Associative algebras-some preliminary notes

Associative algebra:

Associative algebras are generalizations of field extensions and matrix algebras. For example, in field extension $E/F$,$E$ can be considered a $F$-algebra of dimension $n$. Also a $F$-vector space.

An associative algebra $\mathcal{A}$ is a ring, (with multiplication associative) with scalar multiplication and addition from a field $F$.

$K$-algebra means an associative algebra over field $K$.

In short, we want the $F$ action to be compatible with multiplication in $\mathcal{A}$. Say $f \in F$ and $a,b \in \mathcal{A}$ then
\begin{equation}
  (f.a)b=f.(ab)=a(f.b)
\end{equation}

We may consider $F$ as a subring under identification $f \rightarrow f.1_A$ where $1_A$ is multiplicative identity. Then, in compatibility condition noted above we can drop the dot in between $F$ elements and $\mathcal{A}$ elements
\begin{equation}
  fab = afb
\end{equation}
which is same as saying $fc=cf$ for some $c=ab$. Hence, this implies that $F \in Z(\mathcal{A})$ - that is in center of $\mathcal{A}$.



Examples:
A standard first example of a $K$-algebra is a ring of square matrices over a field $K$, with the usual matrix multiplication.

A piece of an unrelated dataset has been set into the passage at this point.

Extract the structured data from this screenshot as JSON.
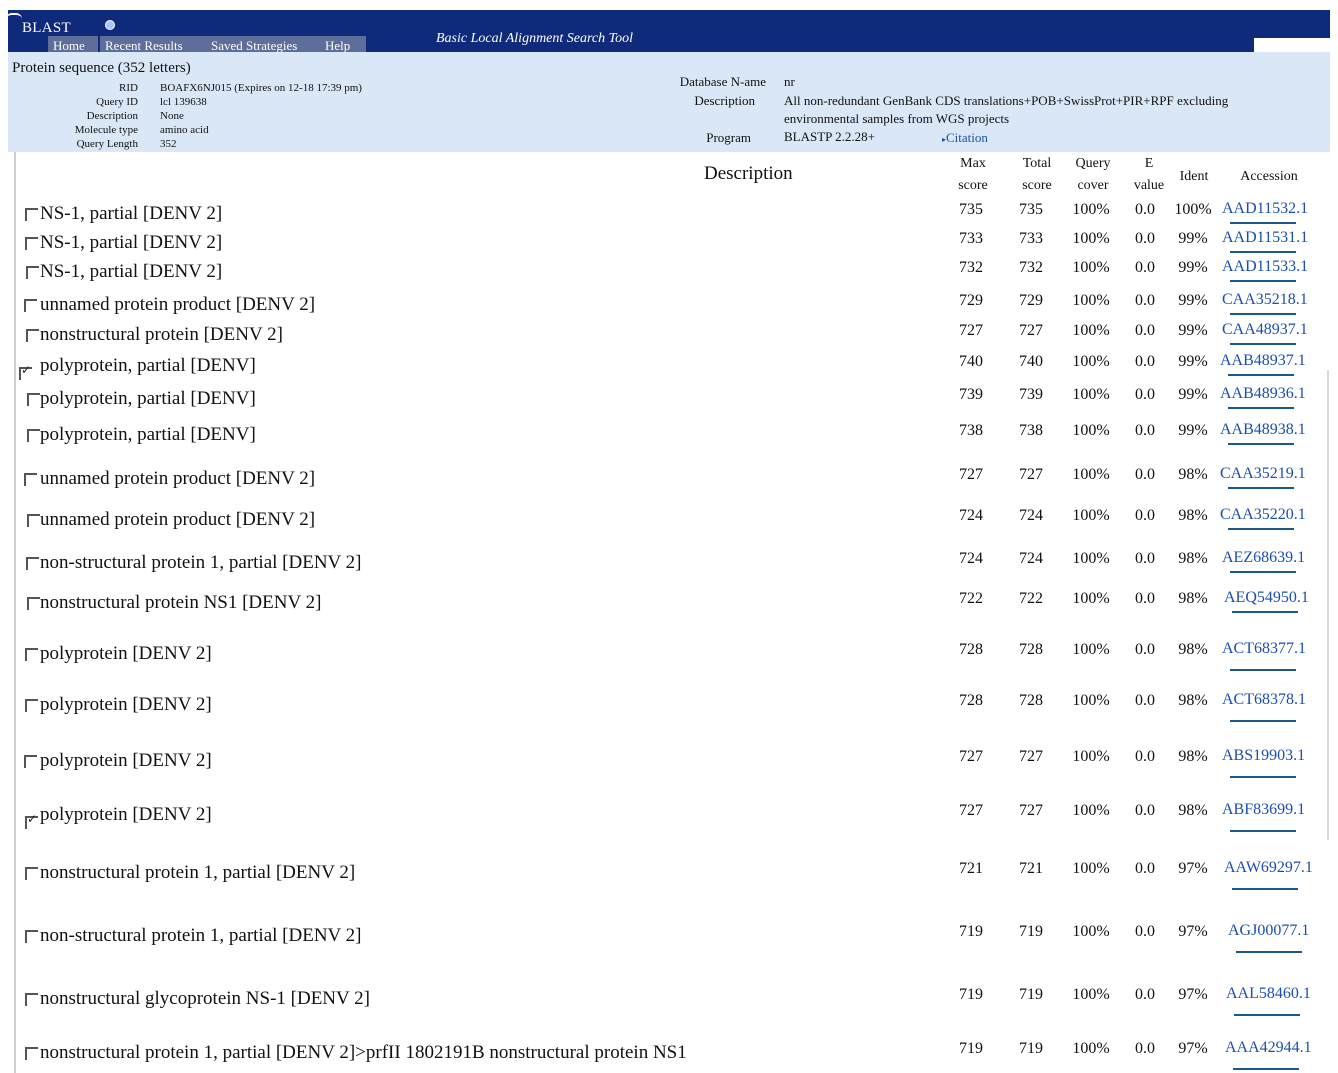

Let $F=Q$, the field of rationals. Consider the polynomial $X^2-2 \in Q[X]$. The splitting field $E=Q(\sqrt{2})$. Then $Q(\sqrt{2})=\{a+b\sqrt{2}|a,b\} \in Q$ is a vector space of $F$ over $E$ such that $dim_F(E)=2$.

Note, that an $n$-dimensional $F$-algebra $A$ can be realized as a subalgebra of $M_n(F)$ ($n\times n$ matrices over field $F$).

If $A,B$ are $F$-algebras, they can be added and multiplied via tensor operations. That is $A \otimes_F B$ and $A \oplus B$ are also associative algebras.

If $A$ is an algebra of dimension $2$, then $A \equiv F \oplus F$. This means $A$ is quadratic extension of $F$, or $A$ contains a nilpotent element.

To prove this, first we establish commutativity of $A$ using basis $\{1,\alpha\}$ over $F$.
 To see this simply expand $(x+y\alpha)(x'+y\alpha')$
 
 Quadratic extension requires that every non-zero element of $A$ should be invertible.

 Say $x+y\alpha$ be a non-zero element that is not invertible. This means $y \neq 0$ and can assert $\alpha$ is not invertible.

 $A$ can be represented via subalgebra of $M_2(F)$. So, we write $\alpha$ as
 \begin{align*}
   \alpha = [[a,b],[c,d]] \text{ a 2 by 2 matrix }
 \end{align*}
 Using above it is not too difficult to prove that $A \equiv F \oplus F$.

 Opposite algebras $A^{opp}$ is an algebra where multiplication is in reverse order. That is for $a,b \in A$, with $a.b$ as multiplication in $A$ and using $\times$ symbol for multiplication in $A^{opp}$, the condition is $b \times a = a.b$.